Melodic Memoirs – Evansville Living Magazine

Matt Hay never considered that he might lose his hearing when he was young, but a medical diagnosis while at university made him realize the idea. Hay responded by putting together a collection of songs that made him think of the people he loved most in his life. The playlist became known as the “Soundtrack of Silence” and Hay later wrote a memoir of the same name, which was published in January.

In the late 1990s, the Newburgh, Indiana native was a sophomore at Indiana University in Bloomington, Indiana, when he noticed that his hearing in one ear was getting worse.
An MRI scan at Riley’s Hospital for Children in Indianapolis revealed many disturbing facts. For one thing, Hay was going to lose his hearing and there was nothing he could do about it.

Even more urgent was the doctors’ discovery that he was suffering from neurofibromatosis type 2, an autosomal dominant disease characterized by tumors in the central nervous system – in Hay’s case, these were brain tumors on his auditory nerves.

“Getting all this news was a lot to take in,” Hay recalls. “Even though (the doctor) told me the hearing was no big deal, it felt like a pretty big deal.”

Faced with the prospect of losing his hearing, he thought about what songs and sounds he wanted to listen to again and remember. the rest of his life.
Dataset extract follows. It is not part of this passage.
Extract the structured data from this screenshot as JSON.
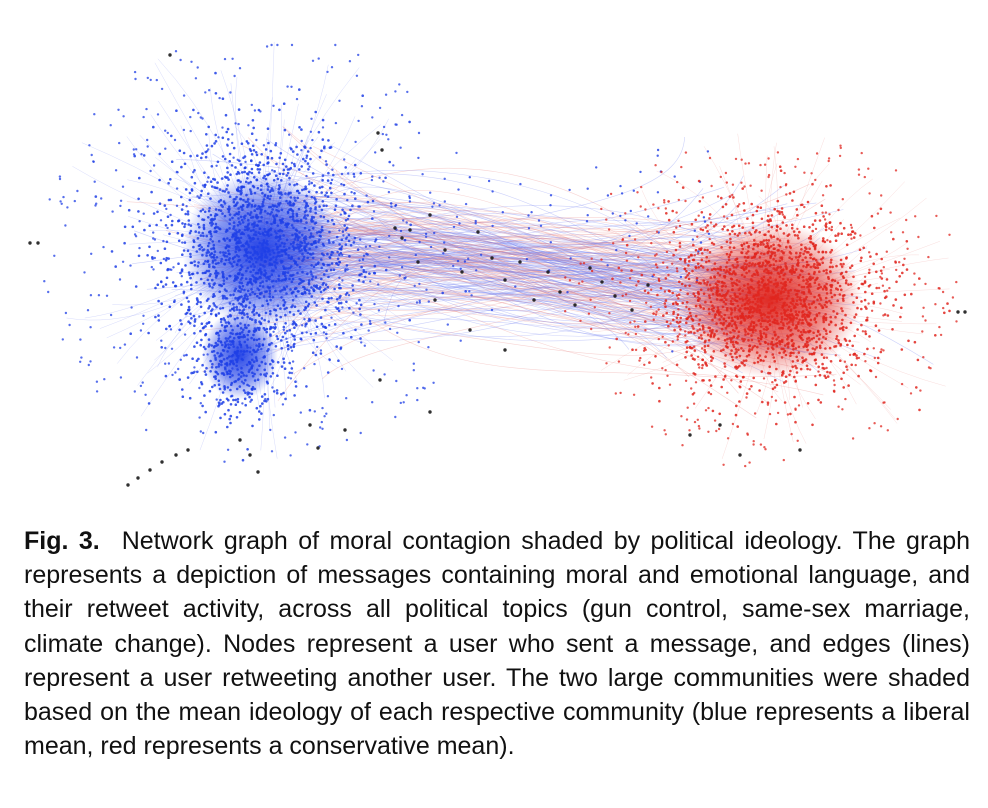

Hay asked himself, “What is the soundtrack for the little life I have already lived, and what should be the soundtrack for the life I have not yet lived?”

Songs by The Who, Simon and Garfunkel and Elton John included the Beatles’ 1969 hit “Here Comes the Sun,” which reminds Hay most of his current wife Nora.

Hay considers himself a lucky man for the life he has led. He works as Director of Metabolic Advocacy at Alexion Pharmaceuticals Inc. in the United States.

“What an honor to put something into the world that makes someone feel a little less alone, a little more connected, a little more grateful for their health or a little more appreciative of their support network,” Hay says. “That’s what I want to take away from this.”